The O’Rahilly: The successful application by the son of ‘The O’Rahilly’ was one of the last received under the various pensions acts when it arrived in the 1980s. Michael O’Rahilly died from wounds received in Moore Lane during the rebels’ retreat from the GPO on April 28 1916.

Dick McKee: The officer in command of the Dublin Brigade served in Jacob’s biscuit factory in 1916 and was one of three IRA prisoners shot dead while allegedly trying to escape from Dublin Castle following the Bloody Sunday IRA killings of British intelligence officials in November 1920.

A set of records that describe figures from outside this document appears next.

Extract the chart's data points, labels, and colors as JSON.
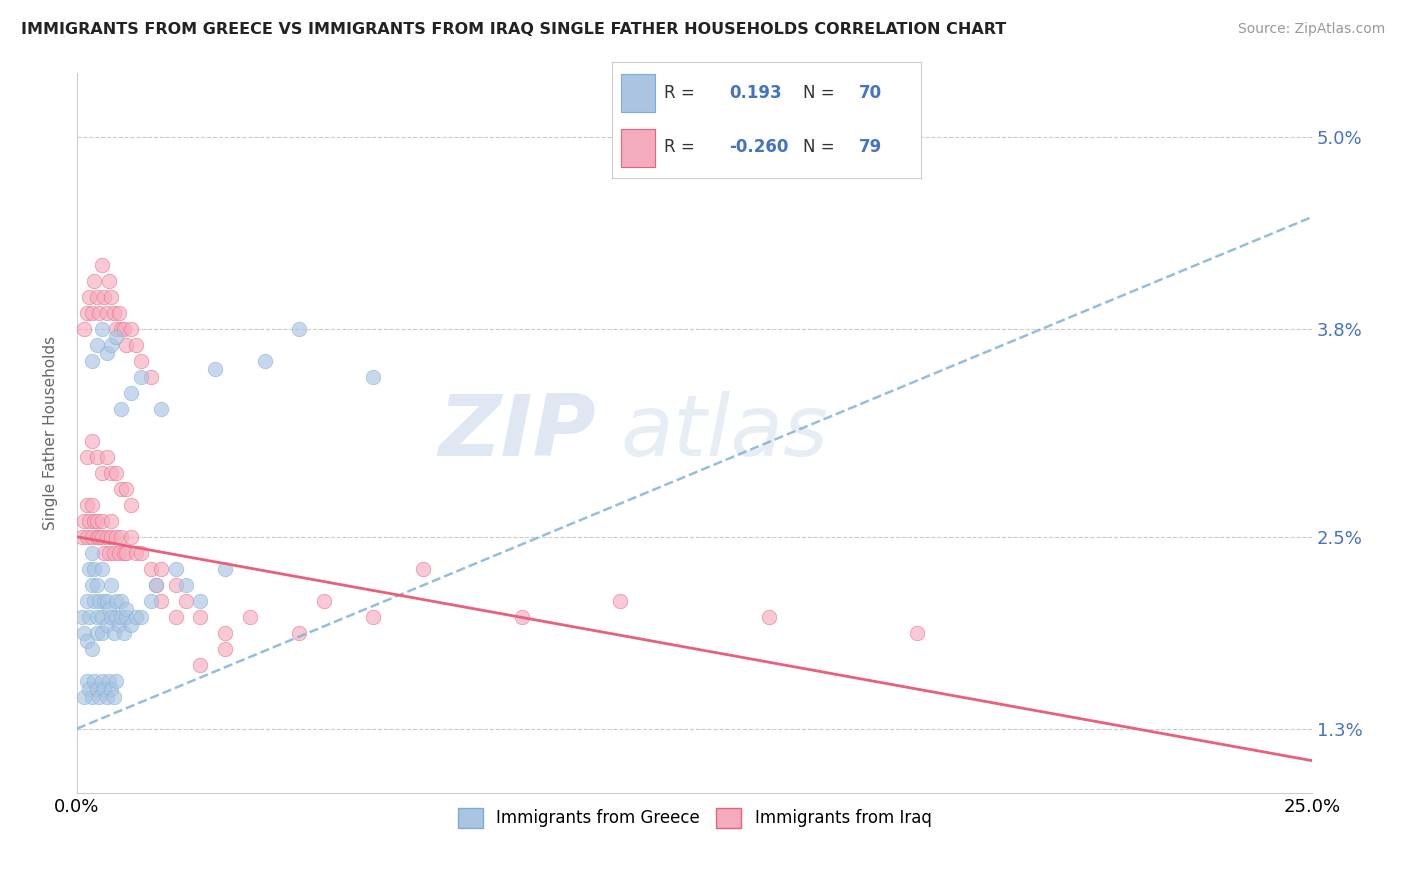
{
  "title": "IMMIGRANTS FROM GREECE VS IMMIGRANTS FROM IRAQ SINGLE FATHER HOUSEHOLDS CORRELATION CHART",
  "source": "Source: ZipAtlas.com",
  "xlabel_greece": "Immigrants from Greece",
  "xlabel_iraq": "Immigrants from Iraq",
  "ylabel": "Single Father Households",
  "x_min": 0.0,
  "x_max": 25.0,
  "y_min": 0.9,
  "y_max": 5.4,
  "y_ticks": [
    1.3,
    2.5,
    3.8,
    5.0
  ],
  "x_ticks": [
    0.0,
    25.0
  ],
  "r_greece": 0.193,
  "n_greece": 70,
  "r_iraq": -0.26,
  "n_iraq": 79,
  "color_greece": "#aac4e2",
  "color_iraq": "#f5abbe",
  "line_color_greece": "#7aaed6",
  "line_color_iraq": "#e8607a",
  "watermark_zip": "ZIP",
  "watermark_atlas": "atlas",
  "greece_line_start_y": 1.3,
  "greece_line_end_y": 4.5,
  "iraq_line_start_y": 2.5,
  "iraq_line_end_y": 1.1,
  "greece_scatter_x": [
    0.1,
    0.15,
    0.2,
    0.2,
    0.25,
    0.25,
    0.3,
    0.3,
    0.3,
    0.35,
    0.35,
    0.4,
    0.4,
    0.4,
    0.45,
    0.5,
    0.5,
    0.5,
    0.55,
    0.6,
    0.6,
    0.65,
    0.7,
    0.7,
    0.75,
    0.8,
    0.8,
    0.85,
    0.9,
    0.9,
    0.95,
    1.0,
    1.0,
    1.1,
    1.2,
    1.3,
    1.5,
    1.6,
    2.0,
    2.2,
    2.5,
    3.0,
    0.15,
    0.2,
    0.25,
    0.3,
    0.35,
    0.4,
    0.45,
    0.5,
    0.55,
    0.6,
    0.65,
    0.7,
    0.75,
    0.8,
    0.3,
    0.4,
    0.5,
    0.6,
    0.7,
    0.8,
    4.5,
    6.0,
    3.8,
    2.8,
    0.9,
    1.1,
    1.3,
    1.7
  ],
  "greece_scatter_y": [
    2.0,
    1.9,
    1.85,
    2.1,
    2.0,
    2.3,
    1.8,
    2.2,
    2.4,
    2.1,
    2.3,
    1.9,
    2.0,
    2.2,
    2.1,
    1.9,
    2.0,
    2.3,
    2.1,
    1.95,
    2.1,
    2.05,
    2.0,
    2.2,
    1.9,
    2.0,
    2.1,
    1.95,
    2.0,
    2.1,
    1.9,
    2.0,
    2.05,
    1.95,
    2.0,
    2.0,
    2.1,
    2.2,
    2.3,
    2.2,
    2.1,
    2.3,
    1.5,
    1.6,
    1.55,
    1.5,
    1.6,
    1.55,
    1.5,
    1.6,
    1.55,
    1.5,
    1.6,
    1.55,
    1.5,
    1.6,
    3.6,
    3.7,
    3.8,
    3.65,
    3.7,
    3.75,
    3.8,
    3.5,
    3.6,
    3.55,
    3.3,
    3.4,
    3.5,
    3.3
  ],
  "iraq_scatter_x": [
    0.1,
    0.15,
    0.2,
    0.2,
    0.25,
    0.3,
    0.3,
    0.35,
    0.4,
    0.4,
    0.45,
    0.5,
    0.5,
    0.55,
    0.6,
    0.65,
    0.7,
    0.7,
    0.75,
    0.8,
    0.85,
    0.9,
    0.95,
    1.0,
    1.1,
    1.2,
    1.3,
    1.5,
    1.7,
    2.0,
    2.2,
    2.5,
    3.0,
    3.5,
    5.0,
    7.0,
    9.0,
    11.0,
    14.0,
    17.0,
    0.15,
    0.2,
    0.25,
    0.3,
    0.35,
    0.4,
    0.45,
    0.5,
    0.55,
    0.6,
    0.65,
    0.7,
    0.75,
    0.8,
    0.85,
    0.9,
    0.95,
    1.0,
    1.1,
    1.2,
    1.3,
    1.5,
    0.2,
    0.3,
    0.4,
    0.5,
    0.6,
    0.7,
    0.8,
    0.9,
    1.0,
    1.1,
    4.5,
    6.0,
    3.0,
    2.5,
    2.0,
    1.7,
    1.6
  ],
  "iraq_scatter_y": [
    2.5,
    2.6,
    2.5,
    2.7,
    2.6,
    2.5,
    2.7,
    2.6,
    2.5,
    2.6,
    2.5,
    2.6,
    2.5,
    2.4,
    2.5,
    2.4,
    2.5,
    2.6,
    2.4,
    2.5,
    2.4,
    2.5,
    2.4,
    2.4,
    2.5,
    2.4,
    2.4,
    2.3,
    2.3,
    2.2,
    2.1,
    2.0,
    1.9,
    2.0,
    2.1,
    2.3,
    2.0,
    2.1,
    2.0,
    1.9,
    3.8,
    3.9,
    4.0,
    3.9,
    4.1,
    4.0,
    3.9,
    4.2,
    4.0,
    3.9,
    4.1,
    4.0,
    3.9,
    3.8,
    3.9,
    3.8,
    3.8,
    3.7,
    3.8,
    3.7,
    3.6,
    3.5,
    3.0,
    3.1,
    3.0,
    2.9,
    3.0,
    2.9,
    2.9,
    2.8,
    2.8,
    2.7,
    1.9,
    2.0,
    1.8,
    1.7,
    2.0,
    2.1,
    2.2
  ]
}
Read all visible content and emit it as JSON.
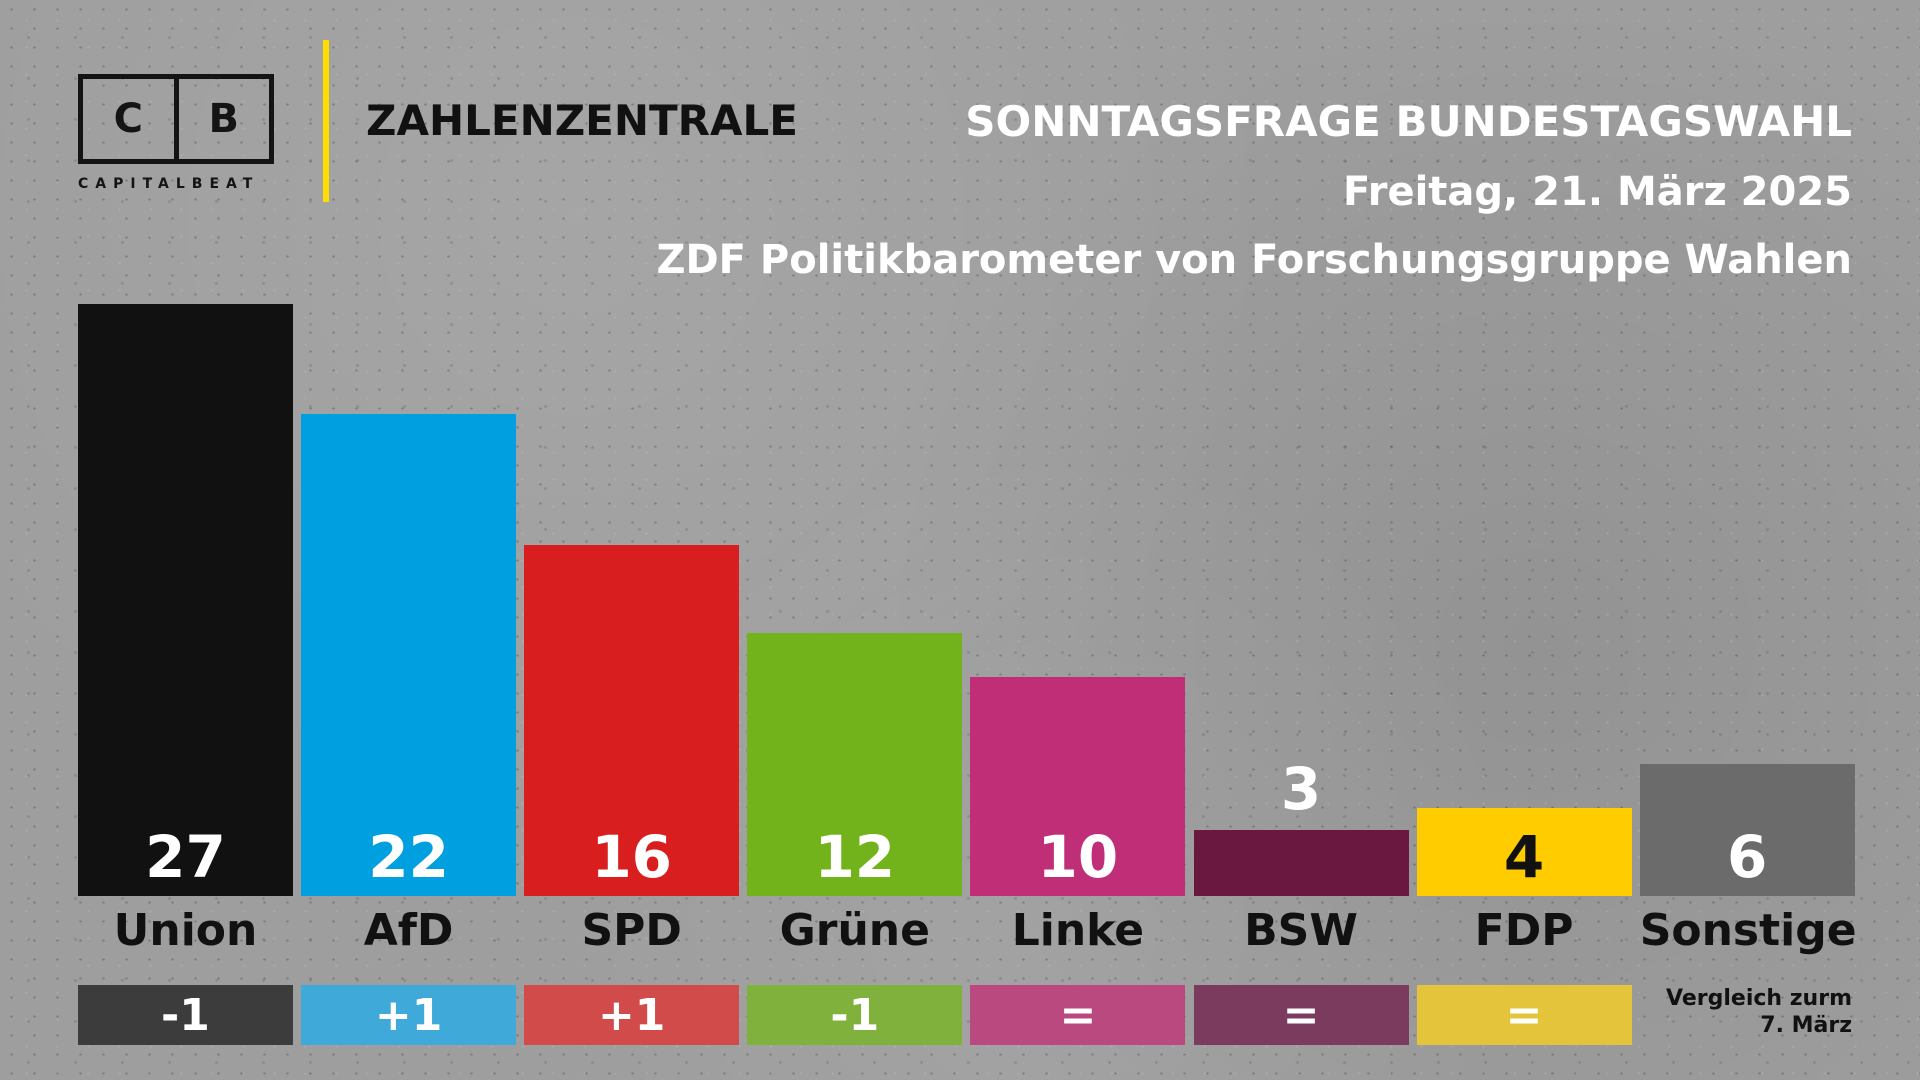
{
  "brand": {
    "logo_left": "C",
    "logo_right": "B",
    "logo_sub": "CAPITALBEAT",
    "name": "ZAHLENZENTRALE",
    "accent": "#ffdd00"
  },
  "header": {
    "title": "SONNTAGSFRAGE BUNDESTAGSWAHL",
    "date": "Freitag, 21. März 2025",
    "source": "ZDF Politikbarometer von Forschungsgruppe Wahlen"
  },
  "footnote": {
    "line1": "Vergleich zurm",
    "line2": "7. März"
  },
  "chart_data": {
    "type": "bar",
    "title": "SONNTAGSFRAGE BUNDESTAGSWAHL",
    "categories": [
      "Union",
      "AfD",
      "SPD",
      "Grüne",
      "Linke",
      "BSW",
      "FDP",
      "Sonstige"
    ],
    "values": [
      27,
      22,
      16,
      12,
      10,
      3,
      4,
      6
    ],
    "value_labels": [
      "27",
      "22",
      "16",
      "12",
      "10",
      "3",
      "4",
      "6"
    ],
    "changes": [
      "-1",
      "+1",
      "+1",
      "-1",
      "=",
      "=",
      "=",
      ""
    ],
    "colors": [
      "#111111",
      "#00a0e0",
      "#d81e1e",
      "#72b31c",
      "#bf2e77",
      "#6a1840",
      "#ffcc00",
      "#6b6b6b"
    ],
    "change_colors": [
      "#3c3c3c",
      "#3fa9d9",
      "#d24b4b",
      "#7fb13c",
      "#b9497f",
      "#7a3b5e",
      "#e3c43a",
      ""
    ],
    "value_text_colors": [
      "#ffffff",
      "#ffffff",
      "#ffffff",
      "#ffffff",
      "#ffffff",
      "#ffffff",
      "#111111",
      "#ffffff"
    ],
    "ylim": [
      0,
      27
    ],
    "grid": false,
    "xlabel": "",
    "ylabel": ""
  }
}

Patrick Carroll: A practically unknown postman in Ballineen, Co Cork, he claimed that intelligence he provided during the War of Independence led to the execution of nine informers, and 12 more leaving the country in an area where IRA shootings of Protestants as alleged spies has generated heated historical debate.

George O’Shea, James Walsh, Patrick Buckley: Claims of dependants of three more victims of the Civil War killing of nine IRA prisoners at Ballyseedy, Co Kerry by the Free State Army reveal further evidence of the details and the likely reasons for the incident.

Dan Breen: The file of the government minister and author of My Fight for Irish Freedom mostly relates to his application and receipt of a pension in respect of his wounds.

Todd Andrews, Edward J Aylward, Neil Blaney, Vincent Calleary: Founders of Irish political dynasties. Andrews was father of former Fianna Fáil minister David Andrews and TD Niall Andrews, and grandfather of former FF TD and Sinn Féin councillor Chris Andrews, former FF TD and minister Barry Andrews, comedian David McSavage, and RTÉ’s Ryan Tubridy.